Song by Lead Belly

from the album Let It Shine on Me
- Released: 1942
- Genre: Blues
- Length: 4:35
- Label: Melodisc
- Songwriter(s): Lead Belly

= Mr. Hitler =

American folk song

"Mr. Hitler" or "Hitler Song"' is a blues song written by Huddie 'Lead Belly' Ledbetter about German chancellor Adolf Hitler released in 1942.

Lead Belly was part of a group of left-leaning musicians and had some sympathies for the Communist Party, explaining why he did not sing about Hitler during the Molotov–Ribbentrop Pact. He had previously performed topical songs, but he became outspoken about the rise of fascism during World War II. Lead Belly frequently performed "Mr. Hitler" before standing-room-only audiences. His listeners particularly appreciated the line about "tearing Mr. Hitler down someday."

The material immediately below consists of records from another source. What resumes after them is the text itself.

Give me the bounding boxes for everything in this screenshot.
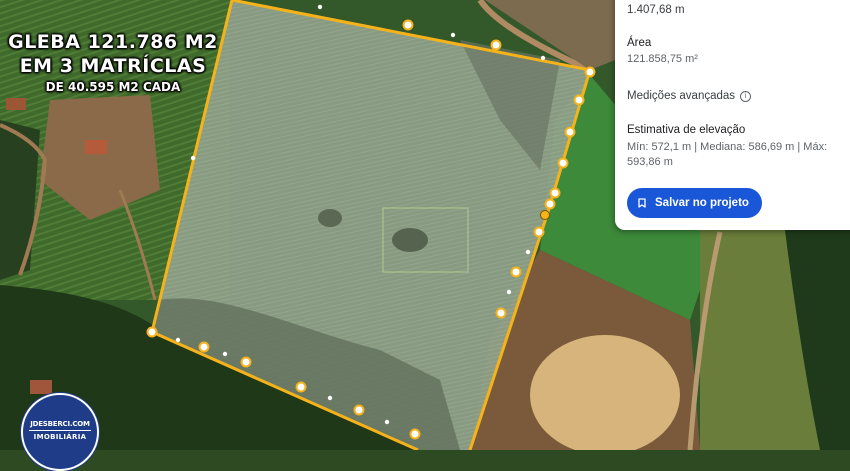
listing-title: GLEBA 121.786 M2 [8,31,218,53]
house [30,380,52,394]
info-icon[interactable]: i [740,90,752,102]
vertex [490,39,502,51]
vertex [510,266,522,278]
vertex [564,126,576,138]
house [85,140,107,154]
elevation-label: Estimativa de elevação [627,124,746,136]
listing-overlay-text: GLEBA 121.786 M2 EM 3 MATRÍCLAS DE 40.59… [0,30,226,95]
advanced-measurements[interactable]: Medições avançadas i [627,90,752,102]
vertex [409,428,421,440]
vertex [584,66,596,78]
tree-clump [318,209,342,227]
vertex [402,19,414,31]
vertex [544,198,556,210]
logo-divider [29,430,91,431]
vertex [353,404,365,416]
measurement-panel: 1.407,68 m Área 121.858,75 m² Medições a… [615,0,850,230]
vertex [549,187,561,199]
house [6,98,26,110]
tree-clump [392,228,428,252]
elevation-value: Mín: 572,1 m | Mediana: 586,69 m | Máx: … [627,141,828,168]
vertex [295,381,307,393]
logo-subtitle: IMOBILIÁRIA [33,433,87,441]
bookmark-icon [638,198,646,208]
listing-subtitle: EM 3 MATRÍCLAS [19,55,207,77]
perimeter-value: 1.407,68 m [627,4,685,16]
vertex [240,356,252,368]
active-vertex[interactable] [540,210,550,220]
advanced-measurements-label: Medições avançadas [627,90,736,102]
logo-site: JDESBERCI.COM [30,420,90,428]
save-button-label: Salvar no projeto [655,197,749,209]
vertex [533,226,545,238]
save-to-project-button[interactable]: Salvar no projeto [627,188,762,218]
vertex [573,94,585,106]
vertex [557,157,569,169]
agency-logo: JDESBERCI.COM IMOBILIÁRIA [21,393,99,471]
area-label: Área [627,37,652,49]
harvested-field [530,335,680,450]
area-value: 121.858,75 m² [627,53,698,65]
vertex [146,326,158,338]
vertex [198,341,210,353]
vertex [495,307,507,319]
listing-detail: DE 40.595 M2 CADA [45,80,181,94]
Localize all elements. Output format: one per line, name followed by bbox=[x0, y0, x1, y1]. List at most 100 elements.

With lyrics such as "Hitler started out in nineteen hundred and thirty two/When he started out, he took the homes from the Jews", Lead Belly encapsulated the threat of the Nazi regime with plenty of anger. Lead Belly believed that Hitler incited the Japanese to start their march of aggression. It has been suggested that the song was inspired by Lead Belly's brief association with Woody Guthrie.

In 2015, "Mr. Hitler" was included on the five-CD set, "Lead Belly: The Smithsonian Folkways Collection.”